If One Leg sketch landscapes with sound, Richard Dawson captures characters with words. His songs are impeccably economical vignettes in the vein of Hemingway stories or the cool illustrations of Joyce’s Dubliners, except they’re almost impossibly English, with opener ‘Polytunnel’ asking “Could you manage a slice of toast/ Or a little bit of soup, my flower?”. Into this celebration of turnip-pulling a tiny line is almost hidden, “It's Karen who was always the green-fingered one”, offering a glimpse into a deep history for the narrator, and so many of tonight’s songs are about hobbyists – allotment diggers, YouTube ufologists, sponsored runners – undertaking tiny activities as if in defiance of a vast, and often unfriendly, world.
This isn’t a poetry recital, though, and Dawson’s guitar playing is as fascinating as it is adept, swapping between elegant picking and crunchy abstraction like a hybrid of Davey Graham and Gary Lucas.
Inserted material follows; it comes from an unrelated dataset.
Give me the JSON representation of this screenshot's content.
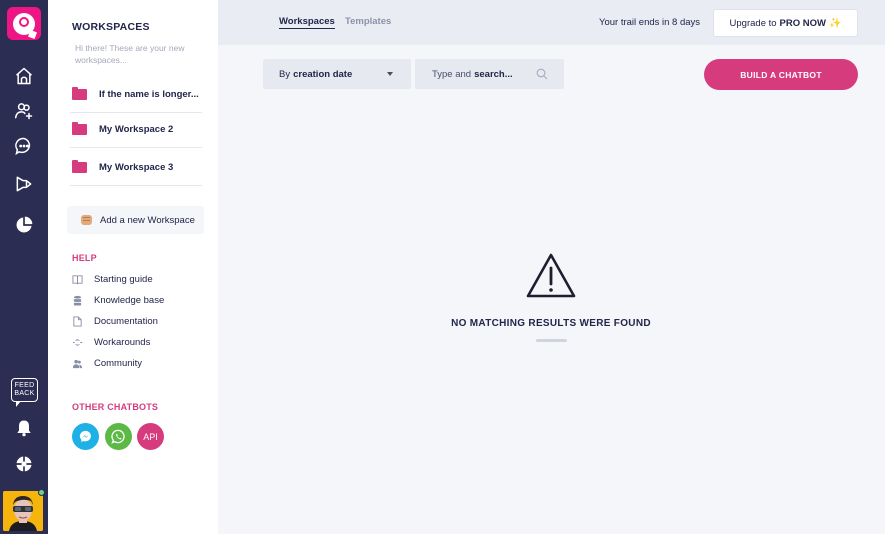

Those who have trouble with his voice would find that the Dawson mannerisms – argue amongst yourselves whether they’re unconscious tics or a stylistic signature – even more pronounced tonight, especially the octave-leaping swoops to strangled falsetto or husky chest voice. But, like Dylan, he swaps melodic fluency for dramatic power, with ‘Jogging’ tonight being especially visceral, somehow a howl of rage and a clarion call for being alive simultaneously. In a way Dawson is Richard Thompson for socially awkward literature students; in another, he’s Chris Wood for Wire; but perhaps he’s simply unique.